Buenas amigos dale a me gusta a la imagen del dedo azul para  y así poder aspirar a ser embajador de mi querido pueblo: “BENALMÁDENA”. Como recompensa sortearé con una dedicatoria especial la maravillosa novela “PASIÓN EN BENALMÁDENA EL ORIGEN DE UNA GRAN LEYENDA”. Muchas gracias amigos.

Reseña de la novela “Amor más allá de la vida”

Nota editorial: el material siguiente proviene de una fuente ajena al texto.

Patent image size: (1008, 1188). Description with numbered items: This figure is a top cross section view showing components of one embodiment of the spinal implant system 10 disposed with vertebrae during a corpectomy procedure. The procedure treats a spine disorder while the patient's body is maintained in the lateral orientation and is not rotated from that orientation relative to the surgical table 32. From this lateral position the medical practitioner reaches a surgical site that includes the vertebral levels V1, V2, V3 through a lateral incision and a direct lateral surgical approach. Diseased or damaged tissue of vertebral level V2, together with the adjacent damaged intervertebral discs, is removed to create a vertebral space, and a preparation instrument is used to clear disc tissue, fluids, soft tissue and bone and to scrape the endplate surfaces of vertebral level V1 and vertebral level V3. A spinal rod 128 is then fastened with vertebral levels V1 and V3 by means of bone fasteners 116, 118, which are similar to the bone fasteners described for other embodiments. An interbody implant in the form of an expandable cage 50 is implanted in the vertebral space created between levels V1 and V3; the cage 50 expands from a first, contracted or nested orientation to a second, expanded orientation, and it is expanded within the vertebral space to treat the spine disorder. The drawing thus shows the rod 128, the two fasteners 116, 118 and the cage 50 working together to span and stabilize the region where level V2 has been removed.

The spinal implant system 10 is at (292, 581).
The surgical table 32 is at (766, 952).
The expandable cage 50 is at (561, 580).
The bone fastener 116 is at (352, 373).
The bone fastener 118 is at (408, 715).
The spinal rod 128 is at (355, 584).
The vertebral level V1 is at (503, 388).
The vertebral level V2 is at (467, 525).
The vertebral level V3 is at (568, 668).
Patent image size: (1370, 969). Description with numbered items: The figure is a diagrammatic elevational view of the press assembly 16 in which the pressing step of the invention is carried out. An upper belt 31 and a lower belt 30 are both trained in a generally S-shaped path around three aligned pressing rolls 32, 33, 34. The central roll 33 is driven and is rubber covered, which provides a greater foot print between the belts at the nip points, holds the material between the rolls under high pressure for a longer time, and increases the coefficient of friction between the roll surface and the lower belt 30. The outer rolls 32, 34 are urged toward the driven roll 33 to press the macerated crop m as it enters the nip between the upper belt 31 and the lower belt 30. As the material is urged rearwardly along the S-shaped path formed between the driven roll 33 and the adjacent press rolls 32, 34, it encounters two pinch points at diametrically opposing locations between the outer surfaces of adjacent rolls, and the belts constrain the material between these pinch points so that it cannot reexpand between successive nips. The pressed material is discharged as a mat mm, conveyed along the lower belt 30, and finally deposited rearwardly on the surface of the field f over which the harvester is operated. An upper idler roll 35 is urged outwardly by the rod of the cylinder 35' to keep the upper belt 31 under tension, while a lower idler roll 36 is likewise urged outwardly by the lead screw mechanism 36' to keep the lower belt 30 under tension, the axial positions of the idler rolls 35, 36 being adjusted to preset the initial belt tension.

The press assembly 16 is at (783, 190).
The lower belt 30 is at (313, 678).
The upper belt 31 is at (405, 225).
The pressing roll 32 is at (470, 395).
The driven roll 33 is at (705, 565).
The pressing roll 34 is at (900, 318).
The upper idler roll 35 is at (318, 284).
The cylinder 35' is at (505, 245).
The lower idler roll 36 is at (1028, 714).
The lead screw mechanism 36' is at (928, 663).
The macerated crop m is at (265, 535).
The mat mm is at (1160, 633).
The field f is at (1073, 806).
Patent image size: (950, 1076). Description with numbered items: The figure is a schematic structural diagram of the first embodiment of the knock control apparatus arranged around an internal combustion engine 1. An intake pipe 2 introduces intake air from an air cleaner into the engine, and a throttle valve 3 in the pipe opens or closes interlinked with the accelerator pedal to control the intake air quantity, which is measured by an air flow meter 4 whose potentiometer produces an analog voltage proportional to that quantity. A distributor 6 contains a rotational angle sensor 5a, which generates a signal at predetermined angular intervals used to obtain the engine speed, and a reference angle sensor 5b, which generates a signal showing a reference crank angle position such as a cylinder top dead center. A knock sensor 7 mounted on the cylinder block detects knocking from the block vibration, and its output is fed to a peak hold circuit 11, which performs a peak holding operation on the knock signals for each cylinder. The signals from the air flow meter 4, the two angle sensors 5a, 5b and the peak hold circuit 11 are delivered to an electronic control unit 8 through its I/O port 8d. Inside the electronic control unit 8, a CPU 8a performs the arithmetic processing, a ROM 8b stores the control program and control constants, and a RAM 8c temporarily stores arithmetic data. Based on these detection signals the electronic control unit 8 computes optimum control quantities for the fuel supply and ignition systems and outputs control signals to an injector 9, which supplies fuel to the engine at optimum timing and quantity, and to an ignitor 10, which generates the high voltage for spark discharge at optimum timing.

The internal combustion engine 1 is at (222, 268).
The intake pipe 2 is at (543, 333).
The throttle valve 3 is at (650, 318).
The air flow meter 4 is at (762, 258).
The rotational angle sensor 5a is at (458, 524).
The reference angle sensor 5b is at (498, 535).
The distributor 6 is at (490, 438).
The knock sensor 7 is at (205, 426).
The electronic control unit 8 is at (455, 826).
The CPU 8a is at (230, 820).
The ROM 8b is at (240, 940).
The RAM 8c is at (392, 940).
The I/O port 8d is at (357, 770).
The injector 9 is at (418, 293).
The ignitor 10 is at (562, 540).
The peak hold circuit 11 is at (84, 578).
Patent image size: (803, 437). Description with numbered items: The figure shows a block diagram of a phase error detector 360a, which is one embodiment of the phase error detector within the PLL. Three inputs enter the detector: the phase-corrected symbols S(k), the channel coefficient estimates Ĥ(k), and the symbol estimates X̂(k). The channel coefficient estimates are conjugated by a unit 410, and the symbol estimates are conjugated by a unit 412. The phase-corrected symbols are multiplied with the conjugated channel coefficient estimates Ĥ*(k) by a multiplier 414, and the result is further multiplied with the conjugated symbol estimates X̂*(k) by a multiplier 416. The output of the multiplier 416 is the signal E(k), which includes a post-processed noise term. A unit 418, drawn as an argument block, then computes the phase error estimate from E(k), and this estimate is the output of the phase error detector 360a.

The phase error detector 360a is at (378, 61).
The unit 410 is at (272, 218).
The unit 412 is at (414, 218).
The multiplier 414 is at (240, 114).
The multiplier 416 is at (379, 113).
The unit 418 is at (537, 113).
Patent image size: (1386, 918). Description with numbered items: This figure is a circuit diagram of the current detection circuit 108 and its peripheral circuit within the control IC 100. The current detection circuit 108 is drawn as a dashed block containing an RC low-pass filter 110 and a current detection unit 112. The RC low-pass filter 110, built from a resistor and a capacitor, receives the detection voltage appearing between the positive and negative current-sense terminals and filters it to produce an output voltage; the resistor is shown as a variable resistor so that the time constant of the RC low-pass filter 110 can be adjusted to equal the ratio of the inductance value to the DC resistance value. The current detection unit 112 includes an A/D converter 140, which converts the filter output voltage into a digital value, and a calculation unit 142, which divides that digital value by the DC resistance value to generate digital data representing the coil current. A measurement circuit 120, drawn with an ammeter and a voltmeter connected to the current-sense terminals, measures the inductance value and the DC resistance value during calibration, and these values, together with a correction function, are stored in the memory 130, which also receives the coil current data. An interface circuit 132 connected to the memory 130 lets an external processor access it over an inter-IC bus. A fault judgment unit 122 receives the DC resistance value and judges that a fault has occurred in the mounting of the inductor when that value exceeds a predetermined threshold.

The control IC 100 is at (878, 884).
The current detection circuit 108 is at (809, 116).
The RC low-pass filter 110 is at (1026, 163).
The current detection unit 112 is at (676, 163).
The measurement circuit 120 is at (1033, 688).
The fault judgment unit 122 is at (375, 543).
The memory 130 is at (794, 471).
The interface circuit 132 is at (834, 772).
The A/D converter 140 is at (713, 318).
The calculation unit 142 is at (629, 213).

¿Es verdad que existe el amor más allá de la vida? Si es verdad a mi me gustaría estarlo para siempre con la mujer que más quiero.  Con esta pregunta retórica comienza la genial e indomable escritora Kalima Spencer el título de su última novela adentrándonos en este caso en el corazón del pequeño pueblo, pero impresionante y misterioso, de Zugarramurdi en plena Santa Inquisición española sobre el año 1610, por aquel entonces más de una docena de inocentes mujeres fueron sentenciadas a morir quemadas sin atrición en la hoguera acusadas de brujería. La escritora nos adentra en primera persona a un viaje iniciático al negro pasado de nuestra caliginosa historia para sacarnos las vergüenzas y el miedo de un pasado para olvidar. Hipocresía, misericordia, miedo y “fe” mezclan sus verdades y mentiras para formar un coctel explosivo bajo la verdadera esencia que esconde la novela “el amor” más allá de la vida. La acción, el tiempo y el escenario es lo de menos dando en ocasiones un giro total a la novela. Pero todo en la vida tiene un “Por qué” y no existen las vanas casualidades. Como decía el gran poeta, dramaturgo, filósofo e historiador alemán Johann Christoph Friedrich von Schiller “No existe la casualidad, y lo que se nos presenta como azar surge de las fuentes más profundas”.

¿Os gustaría conocer el desenlace de esta sublime e intrigante novela?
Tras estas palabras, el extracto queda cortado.